Combatants for Peace was born.

 

 These former combatants in the cycle of violence chose to break that cycle by ending their own

personal participation in violence. Integral to their efforts is to work together for justice by calling for the liberation of the occupied territories.  I was

honored to meet two of these men during their visit to LA last month, men I now count as friends.

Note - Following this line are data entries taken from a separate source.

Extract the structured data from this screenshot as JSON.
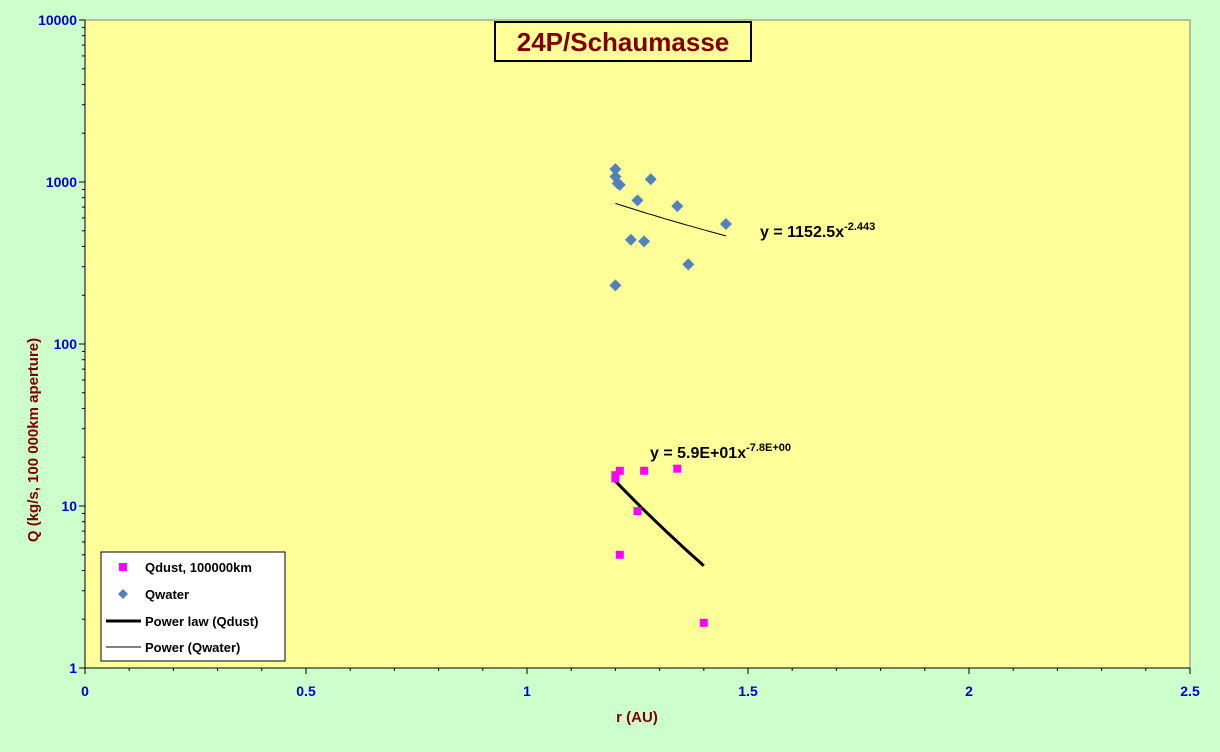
{
  "colors": {
    "page_bg": "#ccffcc",
    "plot_bg": "#ffff99",
    "dust": "#ff00ff",
    "water": "#4f81bd",
    "title": "#800000",
    "tick": "#0000cc"
  },
  "chart_data": {
    "type": "scatter",
    "title": "24P/Schaumasse",
    "xlabel": "r (AU)",
    "ylabel": "Q (kg/s, 100 000km aperture)",
    "xlim": [
      0,
      2.5
    ],
    "ylim": [
      1,
      10000
    ],
    "y_scale": "log",
    "grid": false,
    "legend_position": "bottom-left",
    "x_ticks": [
      0,
      0.5,
      1,
      1.5,
      2,
      2.5
    ],
    "x_tick_labels": [
      "0",
      "0.5",
      "1",
      "1.5",
      "2",
      "2.5"
    ],
    "y_ticks": [
      1,
      10,
      100,
      1000,
      10000
    ],
    "y_tick_labels": [
      "1",
      "10",
      "100",
      "1000",
      "10000"
    ],
    "series": [
      {
        "name": "Qdust, 100000km",
        "marker": "square",
        "color": "#ff00ff",
        "points": [
          [
            1.2,
            15.5
          ],
          [
            1.2,
            14.8
          ],
          [
            1.21,
            16.5
          ],
          [
            1.21,
            5.0
          ],
          [
            1.25,
            9.3
          ],
          [
            1.265,
            16.5
          ],
          [
            1.34,
            17.0
          ],
          [
            1.4,
            1.9
          ]
        ]
      },
      {
        "name": "Qwater",
        "marker": "diamond",
        "color": "#4f81bd",
        "points": [
          [
            1.2,
            1200
          ],
          [
            1.2,
            1080
          ],
          [
            1.205,
            980
          ],
          [
            1.21,
            960
          ],
          [
            1.2,
            230
          ],
          [
            1.235,
            440
          ],
          [
            1.25,
            770
          ],
          [
            1.265,
            430
          ],
          [
            1.28,
            1040
          ],
          [
            1.34,
            710
          ],
          [
            1.365,
            310
          ],
          [
            1.45,
            550
          ]
        ]
      }
    ],
    "trendlines": [
      {
        "name": "Power law (Qdust)",
        "series": "Qdust, 100000km",
        "type": "power",
        "a": 59,
        "b": -7.8,
        "x_range": [
          1.2,
          1.4
        ],
        "style": "thick",
        "color": "#000000",
        "equation": "y = 5.9E+01x",
        "exponent": "-7.8E+00"
      },
      {
        "name": "Power (Qwater)",
        "series": "Qwater",
        "type": "power",
        "a": 1152.5,
        "b": -2.443,
        "x_range": [
          1.2,
          1.45
        ],
        "style": "thin",
        "color": "#000000",
        "equation": "y = 1152.5x",
        "exponent": "-2.443"
      }
    ]
  }
}
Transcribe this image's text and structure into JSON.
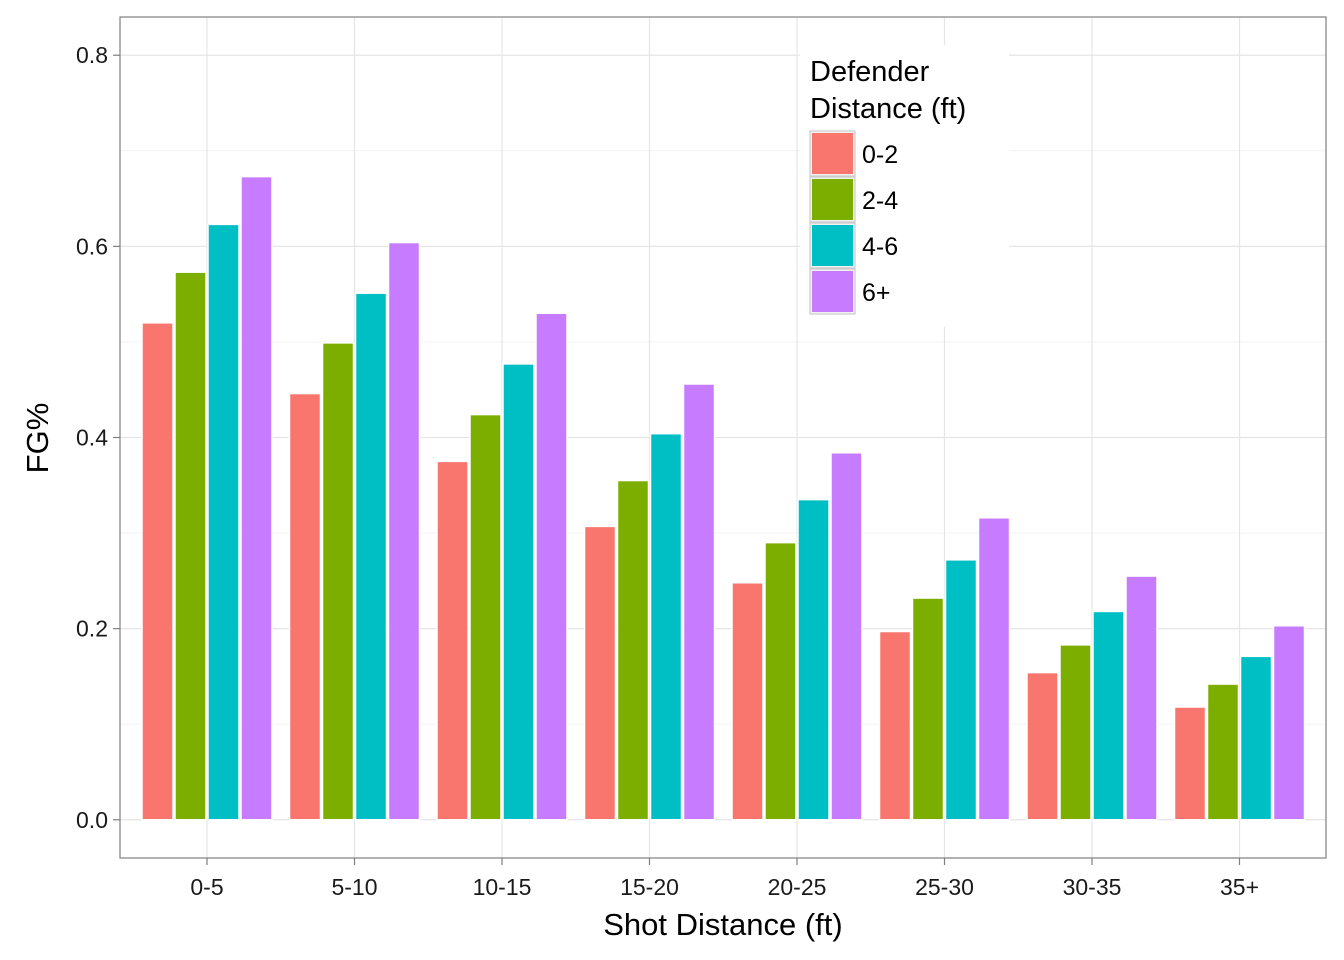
{
  "chart_data": {
    "type": "bar",
    "title": "",
    "xlabel": "Shot Distance (ft)",
    "ylabel": "FG%",
    "categories": [
      "0-5",
      "5-10",
      "10-15",
      "15-20",
      "20-25",
      "25-30",
      "30-35",
      "35+"
    ],
    "ylim": [
      -0.04,
      0.84
    ],
    "yticks": [
      "0.0",
      "0.2",
      "0.4",
      "0.6",
      "0.8"
    ],
    "grid": true,
    "legend": {
      "title_lines": [
        "Defender",
        "Distance (ft)"
      ],
      "placement": "top-right (inside plot)"
    },
    "series": [
      {
        "name": "0-2",
        "color": "#F8766D",
        "values": [
          0.52,
          0.446,
          0.375,
          0.307,
          0.248,
          0.197,
          0.154,
          0.118
        ]
      },
      {
        "name": "2-4",
        "color": "#7CAE00",
        "values": [
          0.573,
          0.499,
          0.424,
          0.355,
          0.29,
          0.232,
          0.183,
          0.142
        ]
      },
      {
        "name": "4-6",
        "color": "#00BFC4",
        "values": [
          0.623,
          0.551,
          0.477,
          0.404,
          0.335,
          0.272,
          0.218,
          0.171
        ]
      },
      {
        "name": "6+",
        "color": "#C77CFF",
        "values": [
          0.673,
          0.604,
          0.53,
          0.456,
          0.384,
          0.316,
          0.255,
          0.203
        ]
      }
    ]
  }
}
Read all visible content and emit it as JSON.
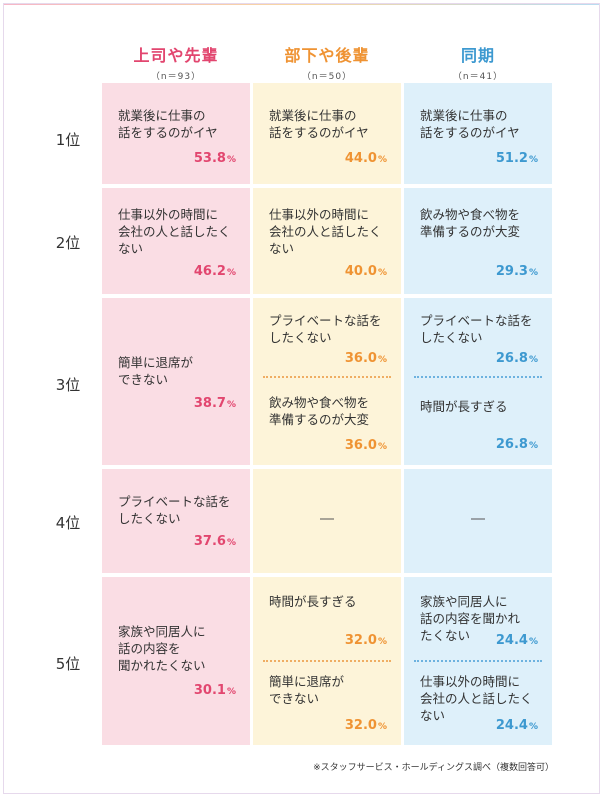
{
  "columns": [
    {
      "title": "上司や先輩",
      "n": "（n＝93）",
      "color": "#e2466f",
      "bg": "#fadde4"
    },
    {
      "title": "部下や後輩",
      "n": "（n＝50）",
      "color": "#ef9333",
      "bg": "#fdf4d9"
    },
    {
      "title": "同期",
      "n": "（n＝41）",
      "color": "#3d99d0",
      "bg": "#def0fa"
    }
  ],
  "ranks": [
    "1位",
    "2位",
    "3位",
    "4位",
    "5位"
  ],
  "cells": {
    "r1": {
      "c0": {
        "label": "就業後に仕事の\n話をするのがイヤ",
        "value": "53.8",
        "unit": "%"
      },
      "c1": {
        "label": "就業後に仕事の\n話をするのがイヤ",
        "value": "44.0",
        "unit": "%"
      },
      "c2": {
        "label": "就業後に仕事の\n話をするのがイヤ",
        "value": "51.2",
        "unit": "%"
      }
    },
    "r2": {
      "c0": {
        "label": "仕事以外の時間に\n会社の人と話したく\nない",
        "value": "46.2",
        "unit": "%"
      },
      "c1": {
        "label": "仕事以外の時間に\n会社の人と話したく\nない",
        "value": "40.0",
        "unit": "%"
      },
      "c2": {
        "label": "飲み物や食べ物を\n準備するのが大変",
        "value": "29.3",
        "unit": "%"
      }
    },
    "r3": {
      "c0": {
        "label": "簡単に退席が\nできない",
        "value": "38.7",
        "unit": "%"
      },
      "c1a": {
        "label": "プライベートな話を\nしたくない",
        "value": "36.0",
        "unit": "%"
      },
      "c1b": {
        "label": "飲み物や食べ物を\n準備するのが大変",
        "value": "36.0",
        "unit": "%"
      },
      "c2a": {
        "label": "プライベートな話を\nしたくない",
        "value": "26.8",
        "unit": "%"
      },
      "c2b": {
        "label": "時間が長すぎる",
        "value": "26.8",
        "unit": "%"
      }
    },
    "r4": {
      "c0": {
        "label": "プライベートな話を\nしたくない",
        "value": "37.6",
        "unit": "%"
      },
      "c1": {
        "dash": "―"
      },
      "c2": {
        "dash": "―"
      }
    },
    "r5": {
      "c0": {
        "label": "家族や同居人に\n話の内容を\n聞かれたくない",
        "value": "30.1",
        "unit": "%"
      },
      "c1a": {
        "label": "時間が長すぎる",
        "value": "32.0",
        "unit": "%"
      },
      "c1b": {
        "label": "簡単に退席が\nできない",
        "value": "32.0",
        "unit": "%"
      },
      "c2a": {
        "label": "家族や同居人に\n話の内容を聞かれ\nたくない",
        "value": "24.4",
        "unit": "%"
      },
      "c2b": {
        "label": "仕事以外の時間に\n会社の人と話したく\nない",
        "value": "24.4",
        "unit": "%"
      }
    }
  },
  "footnote": "※スタッフサービス・ホールディングス調べ（複数回答可）"
}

I learned quite a bit from Yonatan Shapira, and of particular note, the evolution in his understanding of what it means to be part of the peace movement.    He shared of his sincere belief that actually, as a soldier, as a helicopter pilot, he had believed that he was actively participating in the peace process.   He would pilot his Blackhawk helicopter on rescue and commando missions into the occupied territories and then go home, change out of his uniform and go in to the city later that day to join in peace

protests.  [I know the same is true for the American men and women that I have spoken to who are serving in the US military. They also see themselves more as peacekeepers than as warriors.  It is tragic that we have put these well-intended men and women into such a horrific position in yet another war birthed in a nest of lies.]  It was only after a

series of rescue missions involving both Israeli and Palestinian children, the truly innocent victims that Yonatan came to see that his flights into the

occupied territories were aggravating, not pacifying the situation.  He subsequently organized a letter of refusal by 28 Israeli pilots who refused to fly

missions of aggression into the occupied territories, (unknowingly joining an Israeli ‘refusenik’ tradition from 1982 and 1973).

 

For me, Sulaiman (Solomon) Khatib was a completely new voice for me.  I struggled with his rarely heard Palestinian accent.  He had learned his

English (along with two other languages) while he was serving 10 of a sentenced 15 years in Israeli prisons for trying to “kidnap” (steal) guns from

Israeli soldiers when he was 14 years old.  He was unbelievably well read for a man for whom prison had actually become a university.  He was

well-versed with current events and ancient history, and quoted Gandhi and Mandela with frequency and poignancy.  He works now with Palestinian youth trying to convince them to use civil

disobedience, not suicide bombS, to strive for the freedom of their people.  Please thank God this very minute for the courage and wisdom of folks like Sulaiman Khatib and Yonatan Shapira who are pointing us ALL to the nonviolent path to peace.

 

 Personally, these two young combatants for peace are the modern-day embodiment of the early

Christian movement as were the Roman soldiers and Jewish zealots who had found a new family in the nonviolent resistance movement that has evolved into the Christian faith and communities.  Sadly, the nonviolent history of the Christian church, both of modern day Christian pacifism,

(i.e. Quakers, Mennonites, etc) and the first 325 years of the pacifist early church, was unknown to both of these men.  The history of the medieval Crusades and of the silence during the Holocaust is the legacy that Christianity has left.   The ‘love your enemies’ teaching of Jesus and ‘the theology of the cross’ witness of Christian Scriptures has been drowned out by the drums of war and the theology of the ‘divine warrior’, yet again, in  support of the Empire.  Today, can we still hear the question from the lips of Jesus, “Who do you say that I am? 

Not the crowds, but you?

 

 Everyday, people are dying needlessly in Gaza and the West Bank while the world ignores their pleas for help.  Civilian populations are being targeted and killed with laser-guided weapons and illegal phosphorus chemical weapons.  A deplorable

situation of apartheid has devolved into an open-air prison with over 700 checkpoints that offend the dignity of the majority of Palestinian people who daily resist nonviolently.  Pray for the people of Bethlehem for God continues to ‘birth’ people of peace in this holy city.  Do you hear what I hear?